Da häufig Unkenntnis über die Voraussetzungen eines solchen markenrechtlichen Anspruchs besteht, gibt diese aktuelle Fallkonstellation Anlass, kurz die Anspruchsvoraussetzung zu beleuchten und darzustellen, dass Markenrechten eventuell auch Rechte aus der Domain entgegengesetzt werden können.
1.
Das Markenrecht bzw. Recht der geschäftlichen Bezeichnung gibt dem Inhaber das ausschließliche Recht am geschützten Kennzeichen. Er kann sich gegen die Verwendung eines identischen oder verwechslungsfähigen Zeichens zur Wehr setzen oder bei bekannten Marken sich gegen die Ausnutzung der Wertschätzung verteidigen.
Wird ein ausschließliches Recht im geschäftlichen Verkehr verletzt, stehen dem Rechtsinhaber die sich aus den §§ 14 ff. Markengesetzes ergebenden Ansprüche zu.
Der Inhaber kann den Verwender des Konfliktzeichens auf Unterlassung in Anspruch nehmen (§ 14 Abs. 5 bzw. § 15 Abs. 4).
Wird die Verletzungshandlung vorsätzlich oder fahrlässig begangen, ist der Verletzer dem Inhaber der Marke zum Ersatz des durch die Verletzungshandlung entstandenen Schadens verpflichtet (§ 14 Abs. 6 bzw. § 15 Abs. 6).
a)
Voraussetzung für sämtliche Ansprüche ist ein Handeln im geschäftlichen Verkehr, sodass sich der Rechteinhaber gegen die Verwendung einer Marke im Privatbereich nicht zur Wehr setzen kann.
Grundsätzlich wird als Handeln im geschäftlichen Verkehr jede wirtschaftliche Tätigkeit auf dem Markt verstanden, die der Förderung eines eigenen oder fremden Geschäftszwecks zu dienen bestimmt ist (Fezer, § 14, Rz. 41).
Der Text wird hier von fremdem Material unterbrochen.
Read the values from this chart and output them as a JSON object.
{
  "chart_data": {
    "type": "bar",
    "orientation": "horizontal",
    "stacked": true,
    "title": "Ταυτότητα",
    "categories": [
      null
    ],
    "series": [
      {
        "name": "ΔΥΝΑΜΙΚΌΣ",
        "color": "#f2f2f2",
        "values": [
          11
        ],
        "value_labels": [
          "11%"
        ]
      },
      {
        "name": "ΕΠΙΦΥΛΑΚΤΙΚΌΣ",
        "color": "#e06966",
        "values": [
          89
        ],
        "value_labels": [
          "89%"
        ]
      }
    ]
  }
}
Ein Handeln im geschäftlichen Verkehr beginnt allerdings schon mit Schaltung von Werberbannern auf der privaten Homepage (LG Hamburg MMR 2000, S. 436 – „luckystrike.de“).
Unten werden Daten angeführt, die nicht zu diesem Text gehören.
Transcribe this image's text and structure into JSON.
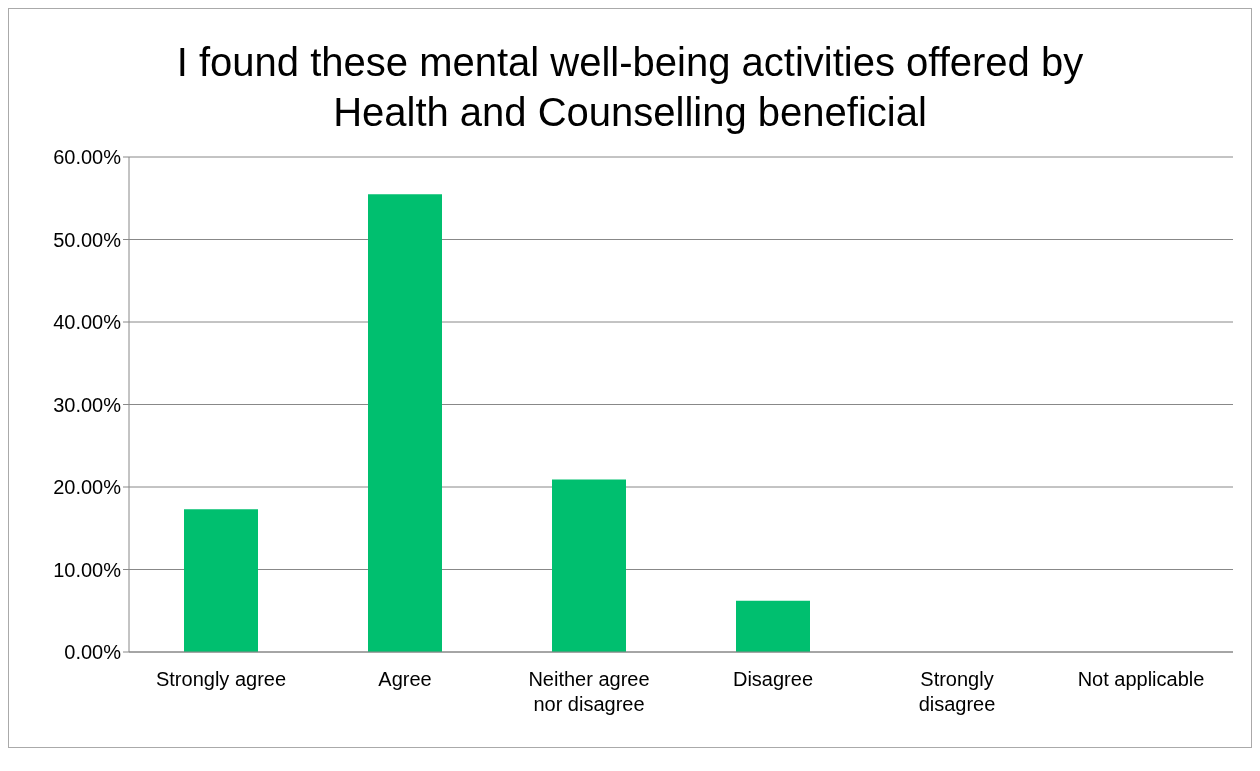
{
  "chart_data": {
    "type": "bar",
    "title": "I found these mental well-being activities offered by Health and Counselling beneficial",
    "categories": [
      "Strongly agree",
      "Agree",
      "Neither agree nor disagree",
      "Disagree",
      "Strongly disagree",
      "Not applicable"
    ],
    "values": [
      17.3,
      55.5,
      20.9,
      6.2,
      0,
      0
    ],
    "color": "#00bf6f",
    "ylim": [
      0,
      60
    ],
    "yticks": [
      {
        "value": 0,
        "label": "0.00%"
      },
      {
        "value": 10,
        "label": "10.00%"
      },
      {
        "value": 20,
        "label": "20.00%"
      },
      {
        "value": 30,
        "label": "30.00%"
      },
      {
        "value": 40,
        "label": "40.00%"
      },
      {
        "value": 50,
        "label": "50.00%"
      },
      {
        "value": 60,
        "label": "60.00%"
      }
    ],
    "grid": "y",
    "legend": false
  }
}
Soweit ein Anbieter auf seiner Website ein Gewerbe betreibt, sei es auch nur eine aus Bannerwerbung finanzierte Datenbank, findet das Markenrecht dem Grunde nach Anwendung.
b)
Des weiteren bedarf es für einen markenrechtlichen Unterlassungsanspruch der Verwechslungsgefahr. Für die zu beurteilende Verwechslungsgefahr ist entscheidend, in welchem Näheverhältnis eine Marke oder Unternehmenskennzeichen zu den jeweiligen Waren oder Dienstleistungen bzw. der Branche des anderen Unternehmens steht und wie groß der Abstand der jeweiligen Zeichen ist. Je näher ein Tätigkeitsbereich an die als Marke eingetragene Dienstleistungen heranreicht, umso größer muss der Abstand des Zeichens sein und vice versa. Bei der Beurteilung der Verwechslungsgefahr des Zeichens sind neben der Würdigung der Schreibweise und der optischen Beurteilung auch phonethische Aspekte maßgeblich, so dass in einer optisch modifizierten Schreibweise meist keine maßgebliche Änderung in der Bewertung zu erblicken ist.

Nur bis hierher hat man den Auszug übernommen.